Öte yandan, Gültekin Yazgan, daha ilkokulu okurken,  yani kör olmadan önce müziğe duyduğu ilgiyi, kör olduktan sonra da devam ettirir. Mandolin çalmayı öğrenmenin yanında, akordeon çalmayı da öğrenen Yazgan, hiç kaçırmadan dinlediği radyo çocuk kulübü programı için “bülbül ve gül” adlı bir vals yaparak adı geçen programa gönderir. 1941 yılı baharında programda bestesine yer verilmesi onun için güzel bir sürpriz olur. Yazgan, arkadaşları ile bir müzik grubu kurar ve 1942 ile   1943 yıllarının yaz döneminde Aydın’daki askeri birliğe moral geceleri düzenlerler.

Böylece sosyal çevreyle de diyaloğunu canlı ve sürekli tutmaya özen gösteren Gültekin YAZGAN,yaşadığı şehir dışındaki yerlerle olan ilişkiyi de “dünyaya açılan pencerem” dediği radyo aracılığı ile kurmaktadır.

Tam da, eğitiminin yarım kalmasından duyduğu üzüntünün zirvede olduğu bir dönemde, 1945 yılı içerisinde radyodan dinlediği bir program ona umut kaynağı olur. Programda, ülkemizde görmeyenlerin de, ilkokuldan yüksek öğretime kadar her aşamada eğitim alabilecekleri anlatılmaktadır. Program sunucusu konuşmacının adını söyler. Konuşan Sayın Mithat ENÇ’tir.

Yazgan büyük bir sevinç ve heyecanla, hemen Mithat Enç Beye bir mektup yazarak, eğitime nasıl devam edeceği konusunda gerekli bilgileri  ister. Enç, Yazgan’a gerekli bilgilerin ayrıntılarıyla yer aldığı bir cevap yollar.

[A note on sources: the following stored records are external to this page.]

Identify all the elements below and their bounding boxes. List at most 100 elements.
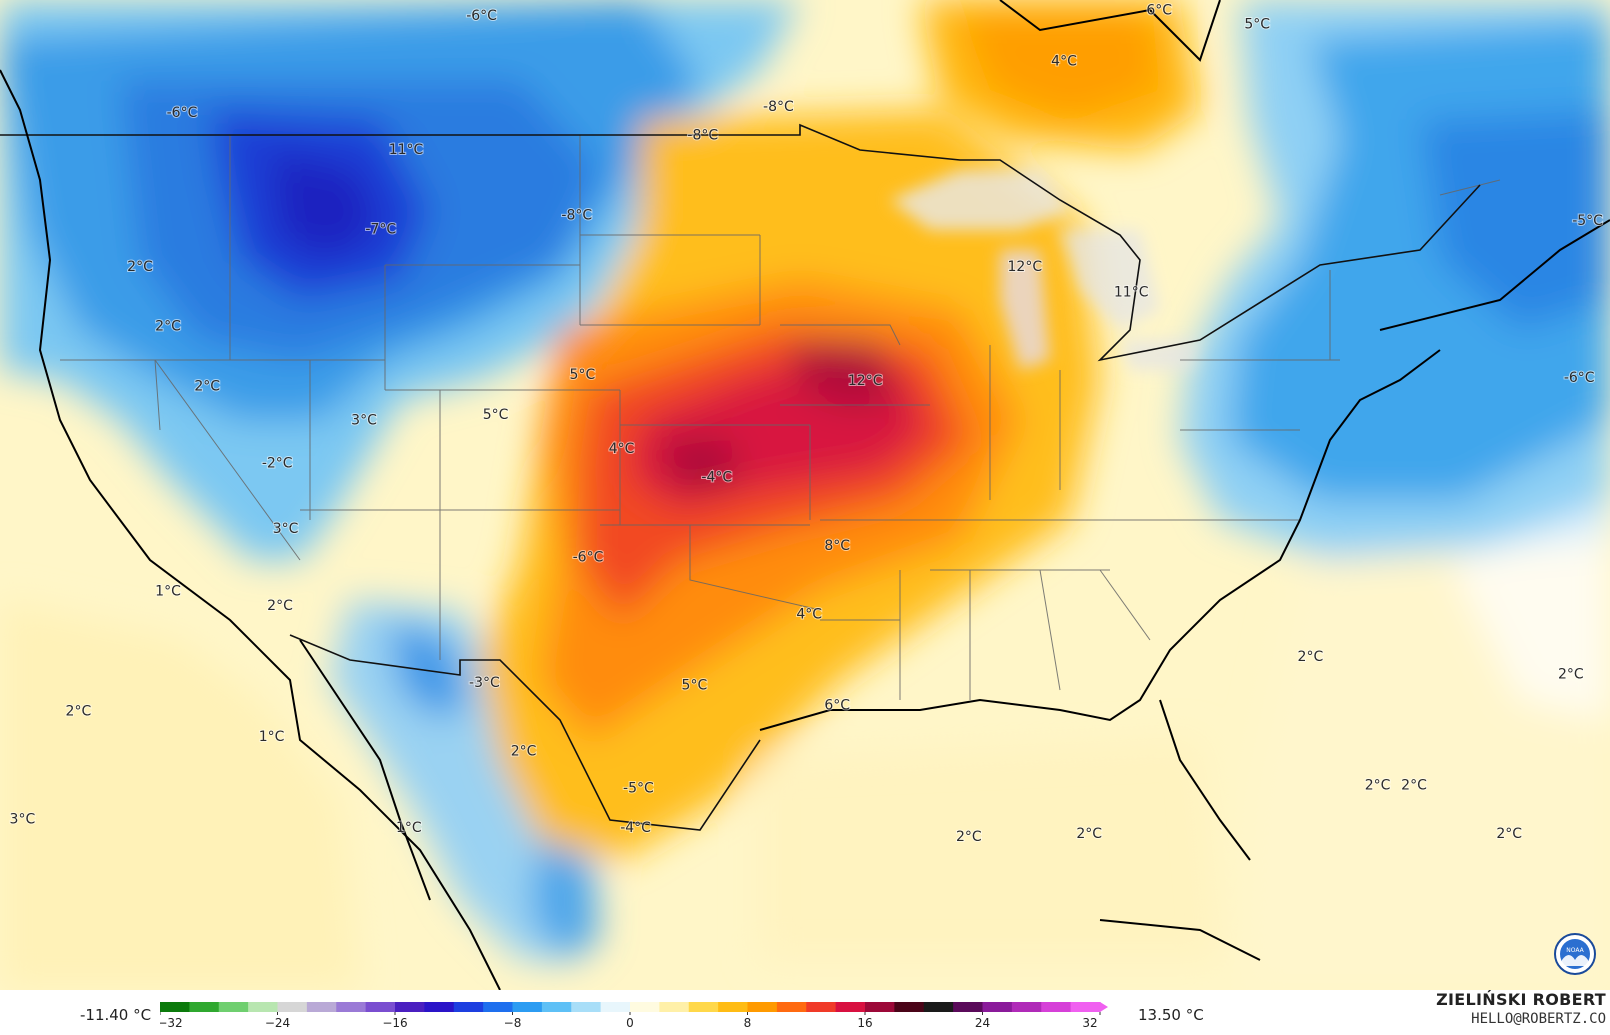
temp-label: 2°C xyxy=(1076,826,1102,842)
temp-label: 2°C xyxy=(956,829,982,845)
temp-label: 2°C xyxy=(194,379,220,395)
colorbar-cell xyxy=(541,1002,572,1012)
temp-label: 2°C xyxy=(127,259,153,275)
colorbar-cell xyxy=(747,1002,778,1012)
noaa-logo-text: NOAA xyxy=(1566,947,1584,954)
colorbar-tick-label: 32 xyxy=(1082,1016,1097,1028)
colorbar-cell xyxy=(982,1002,1013,1012)
colorbar-cell xyxy=(424,1002,455,1012)
temp-label: 5°C xyxy=(1244,17,1270,33)
colorbar-cell xyxy=(688,1002,719,1012)
temperature-labels: -6°C 6°C 5°C 4°C -5°C -6°C -8°C -8°C 11°C -6°C -6°… xyxy=(9,1,1605,845)
colorbar-tick-label: −16 xyxy=(382,1016,407,1028)
colorbar-cell xyxy=(453,1002,484,1012)
colorbar-cell xyxy=(571,1002,602,1012)
colorbar-tick-label: 0 xyxy=(626,1016,634,1028)
temp-label: 1°C xyxy=(259,729,285,745)
great-lakes xyxy=(890,170,1200,370)
scale-max-value: 13.50 °C xyxy=(1138,1006,1204,1024)
colorbar-cell xyxy=(894,1002,925,1012)
temp-label: 2°C xyxy=(66,703,92,719)
colorbar-tick-label: −8 xyxy=(504,1016,522,1028)
temperature-anomaly-map: -6°C 6°C 5°C 4°C -5°C -6°C -8°C -8°C 11°C -6°C -6°… xyxy=(0,0,1610,990)
colorbar-tick-label: −24 xyxy=(265,1016,290,1028)
colorbar-cell xyxy=(953,1002,984,1012)
colorbar-cell xyxy=(160,1002,190,1012)
temp-label: 2°C xyxy=(1365,777,1391,793)
author-email: HELLO@ROBERTZ.CO xyxy=(1471,1011,1606,1027)
colorbar-cell xyxy=(659,1002,690,1012)
temp-label: -4°C xyxy=(701,470,732,486)
colorbar-cell xyxy=(189,1002,220,1012)
temp-label: 5°C xyxy=(570,367,596,383)
anomaly-field xyxy=(0,0,1610,990)
colorbar-tick-label: −32 xyxy=(160,1016,183,1028)
temp-label: 2°C xyxy=(1496,826,1522,842)
temp-label: 12°C xyxy=(1008,259,1043,275)
colorbar-cell xyxy=(923,1002,954,1012)
temp-label: 3°C xyxy=(351,413,377,429)
colorbar-tick-label: 8 xyxy=(744,1016,752,1028)
colorbar-cell xyxy=(718,1002,749,1012)
noaa-logo-icon: NOAA xyxy=(1554,933,1596,975)
temp-label: 6°C xyxy=(824,698,850,714)
coastlines xyxy=(0,0,1610,990)
colorbar-cell xyxy=(1070,1002,1101,1012)
temp-label: -2°C xyxy=(262,455,293,471)
colorbar-cell xyxy=(630,1002,660,1012)
temp-label: 2°C xyxy=(511,743,537,759)
colorbar-cell xyxy=(248,1002,279,1012)
colorbar-cell xyxy=(835,1002,866,1012)
temp-label: 2°C xyxy=(1558,666,1584,682)
colorbar-cell xyxy=(395,1002,425,1012)
colorbar-arrow xyxy=(1100,1002,1108,1012)
temp-label: 2°C xyxy=(1401,777,1427,793)
temp-label: 4°C xyxy=(1051,54,1077,70)
colorbar-cell xyxy=(365,1002,396,1012)
temp-label: -6°C xyxy=(573,549,604,565)
colorbar-cell xyxy=(306,1002,337,1012)
colorbar-cell xyxy=(277,1002,308,1012)
temp-label: 8°C xyxy=(824,538,850,554)
temp-label: -6°C xyxy=(167,105,198,121)
colorbar-cell xyxy=(336,1002,367,1012)
author-credit: ZIELIŃSKI ROBERT xyxy=(1436,990,1606,1009)
temp-label: 1°C xyxy=(396,820,422,836)
colorbar-tick-label: 16 xyxy=(857,1016,872,1028)
temp-label: -8°C xyxy=(763,99,794,115)
colorbar-cell xyxy=(1011,1002,1042,1012)
colorbar-cell xyxy=(806,1002,837,1012)
temp-label: -6°C xyxy=(1564,370,1595,386)
temp-label: 12°C xyxy=(848,373,883,389)
colorbar-cell xyxy=(483,1002,514,1012)
colorbar-cell xyxy=(512,1002,543,1012)
colorbar-cell xyxy=(776,1002,807,1012)
temp-label: -8°C xyxy=(561,208,592,224)
temp-label: 2°C xyxy=(1298,649,1324,665)
temp-label: 5°C xyxy=(483,407,509,423)
temp-label: -7°C xyxy=(365,222,396,238)
colorbar-cell xyxy=(865,1002,895,1012)
temp-label: 4°C xyxy=(609,441,635,457)
temp-label: -6°C xyxy=(466,8,497,24)
colorbar-cell xyxy=(600,1002,631,1012)
state-borders xyxy=(60,135,1501,700)
temp-label: 4°C xyxy=(796,606,822,622)
temp-label: 11°C xyxy=(389,142,424,158)
temp-label: 2°C xyxy=(155,319,181,335)
country-borders xyxy=(0,123,1481,831)
colorbar-cell xyxy=(218,1002,249,1012)
temp-label: -3°C xyxy=(469,675,500,691)
temp-label: -4°C xyxy=(620,820,651,836)
temp-label: 3°C xyxy=(273,521,299,537)
temp-label: 3°C xyxy=(10,812,36,828)
scale-min-value: -11.40 °C xyxy=(80,1006,152,1024)
temp-label: 1°C xyxy=(155,584,181,600)
temp-label: 11°C xyxy=(1114,284,1149,300)
temp-label: -5°C xyxy=(623,780,654,796)
footer xyxy=(0,990,1610,1035)
colorbar-cell xyxy=(1041,1002,1072,1012)
colorbar: −32 −24 −16 −8 0 8 16 24 32 xyxy=(160,1002,1108,1028)
temp-label: 2°C xyxy=(267,598,293,614)
temp-label: -8°C xyxy=(687,128,718,144)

Bunun üzerine Yazgan, o zamanlar uygulamada olan dışarıdan bitirme yoluyla 1946başında  ilk okulu, 1947 yılının haziranında  ortaokulu ve 1948 yılı haziranında  da lise ve olgunluk sınavlarını pekiyi dereceyle tamamlayarak, aynı yıl Ankara Üniversitesi Hukuk Fakültesi'ne kaydını yaptırır.

Gültekin Yazgan, 2001 yılında iletişim yayınları tarafından yayınlanan, "Kör Uçuş" adlı, hayat hikayesini konu alan kitabında, böyle başdöndürücü bir başarı silsilesinin önemli bir sırrını Sayın ENÇ’in verdiği şu öğüte bağlıyor: “Karşılaşabileceğin güçlüklerin hepsini birden, daha işin başındayken düşünmeye kalkışma! Sırası geldikçe her biriyle teker teker uğraşarak başa çıkarsın!”

Bu öğüt hayatının en zorlu dönemlerinde ona hep yol gösterecek, Gültekin Yazgan, 1948 yılında girdiği Ankara Üniversitesi Hukuk Fakültesi’nden pekiyi dereceyle mezun olacaktır.

Hayatının bundan sonraki döneminde, onun çok değer verdiği örgütlü mücadele önemli bir yer tutmuştur. Görmeyenlerin kalıcı problemlerinin sadece şahsi gayretlerle çözülemeyeceğinin bilincinde olan Yazgan, örgütlü mücadelenin önemini kavramış kör bir aydındır.